Tomorrow, I’ll outline what I think our vehicle should look like and what kinds of things it needs to do in order to attract broad and ongoing public support for killing carcinoid/NETs.
(Editor’s Note: This is the twelfth in a series of pieces that will approach the problem of carcinoid/NETs not as a medical problem but as a marketing problem. If we are going to increase funding for the disease, we have to think of it as something other than a medical issue. We need to make it a human issue for the general public. In the final parts of this series, we’ll outline the beginnings of a Marketing Plan for NET cancer.)
I commend your efforts and hope you’re successful in raising awareness of neuroendocrine tumor. However, I caution you against patterning your organization after Komen and many of the other cancer sites, which espouse charitable intent but actually exist to enrich their organizers and sponsors. One of the better organizations is Caring For Carcinoid Foundation CFCF.org. It has complete transparency, lists board members and funding status on its website. Their mission is to fund research although they do conduct some group meetings for carcinoid patients. I wish CFCF and other orgs did not accept anything from Novartis and other drug companies. It’s ironic that these companies “buy” the good will of such hardworking charities while keeping the price of their drugs ridiculously high for US NETs patients. You really cannot serve two masters.
I absolutely agree we should not emulate those parts of any supposed charitable groups that engage in the practices Komen and others do. I do think there are things we can learn about growing awareness from them–but I cannot endorse the business side of their operations.

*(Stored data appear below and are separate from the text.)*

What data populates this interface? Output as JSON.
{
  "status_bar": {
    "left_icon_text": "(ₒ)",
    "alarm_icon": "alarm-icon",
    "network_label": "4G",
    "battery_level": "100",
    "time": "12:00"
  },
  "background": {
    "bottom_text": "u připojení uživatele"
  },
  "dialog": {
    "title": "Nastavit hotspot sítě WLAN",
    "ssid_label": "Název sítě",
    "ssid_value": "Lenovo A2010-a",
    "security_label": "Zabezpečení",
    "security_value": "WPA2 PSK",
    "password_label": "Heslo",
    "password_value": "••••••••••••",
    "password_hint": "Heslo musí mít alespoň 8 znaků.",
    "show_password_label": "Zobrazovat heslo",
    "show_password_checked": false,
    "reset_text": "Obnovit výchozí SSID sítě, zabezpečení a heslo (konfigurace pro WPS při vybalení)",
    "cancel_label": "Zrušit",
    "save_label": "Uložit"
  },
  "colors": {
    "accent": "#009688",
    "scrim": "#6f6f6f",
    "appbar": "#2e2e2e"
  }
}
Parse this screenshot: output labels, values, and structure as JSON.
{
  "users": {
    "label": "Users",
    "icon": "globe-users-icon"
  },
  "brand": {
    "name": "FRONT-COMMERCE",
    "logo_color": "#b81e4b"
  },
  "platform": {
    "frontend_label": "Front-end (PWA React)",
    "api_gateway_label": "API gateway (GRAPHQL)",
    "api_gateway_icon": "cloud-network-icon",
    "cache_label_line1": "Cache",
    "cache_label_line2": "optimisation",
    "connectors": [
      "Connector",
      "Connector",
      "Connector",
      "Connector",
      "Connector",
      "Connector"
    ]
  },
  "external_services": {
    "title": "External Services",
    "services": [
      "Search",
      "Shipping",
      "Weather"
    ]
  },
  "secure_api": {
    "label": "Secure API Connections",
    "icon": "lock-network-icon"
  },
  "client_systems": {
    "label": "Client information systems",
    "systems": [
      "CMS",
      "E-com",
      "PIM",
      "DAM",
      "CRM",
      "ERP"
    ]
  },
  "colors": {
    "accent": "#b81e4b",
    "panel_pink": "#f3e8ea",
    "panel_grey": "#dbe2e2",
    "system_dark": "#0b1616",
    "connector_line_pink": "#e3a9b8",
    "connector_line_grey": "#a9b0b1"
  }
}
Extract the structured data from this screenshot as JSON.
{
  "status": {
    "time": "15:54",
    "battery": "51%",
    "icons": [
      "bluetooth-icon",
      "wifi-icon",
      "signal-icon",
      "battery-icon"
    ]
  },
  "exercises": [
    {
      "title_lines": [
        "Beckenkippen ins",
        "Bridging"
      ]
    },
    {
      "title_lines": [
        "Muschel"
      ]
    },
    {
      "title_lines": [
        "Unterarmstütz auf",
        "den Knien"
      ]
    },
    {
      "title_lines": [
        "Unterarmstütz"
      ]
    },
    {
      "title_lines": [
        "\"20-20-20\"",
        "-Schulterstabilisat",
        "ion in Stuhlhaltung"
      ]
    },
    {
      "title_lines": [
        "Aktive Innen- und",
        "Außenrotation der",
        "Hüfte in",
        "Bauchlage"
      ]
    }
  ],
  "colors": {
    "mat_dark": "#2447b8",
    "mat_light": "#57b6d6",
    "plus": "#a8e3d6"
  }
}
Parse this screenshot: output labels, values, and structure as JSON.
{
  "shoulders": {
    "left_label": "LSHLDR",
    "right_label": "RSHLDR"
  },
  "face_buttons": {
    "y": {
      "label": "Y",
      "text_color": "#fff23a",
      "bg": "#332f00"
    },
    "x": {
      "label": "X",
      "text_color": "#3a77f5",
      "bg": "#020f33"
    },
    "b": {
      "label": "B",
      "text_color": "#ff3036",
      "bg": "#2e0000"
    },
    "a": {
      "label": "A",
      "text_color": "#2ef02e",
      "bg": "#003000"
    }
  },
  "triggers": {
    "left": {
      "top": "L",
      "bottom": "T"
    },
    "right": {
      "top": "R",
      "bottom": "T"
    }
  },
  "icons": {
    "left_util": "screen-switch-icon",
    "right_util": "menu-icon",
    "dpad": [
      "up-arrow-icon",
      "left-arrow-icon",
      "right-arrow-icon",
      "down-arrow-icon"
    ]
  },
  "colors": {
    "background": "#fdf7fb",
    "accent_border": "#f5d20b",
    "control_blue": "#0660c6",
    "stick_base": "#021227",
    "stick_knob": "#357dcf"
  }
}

CFCF is one of the first groups I talked to when I started Walking with Jane–and I agree their transparency is wonderful. I wish every cancer organization would emulate that and their stewardship practices when it comes to the money donated.
And I certainly share your concerns about the high price of medications. I am just as opposed to zebra washing as I am to the pink washing that goes on with breast cancer. Unfortunately, given how poor we are, it’s difficult to turn down money from any quarter–though WWJ has managed that to this point. Still, if someone were to ask to help finance a documentary I’d like to get made on NETs, I’d be hard-pressed to turn their money down. That we turned down an advertiser for the site last month, however, would likely mean a very long conversation with our BoD before we did that.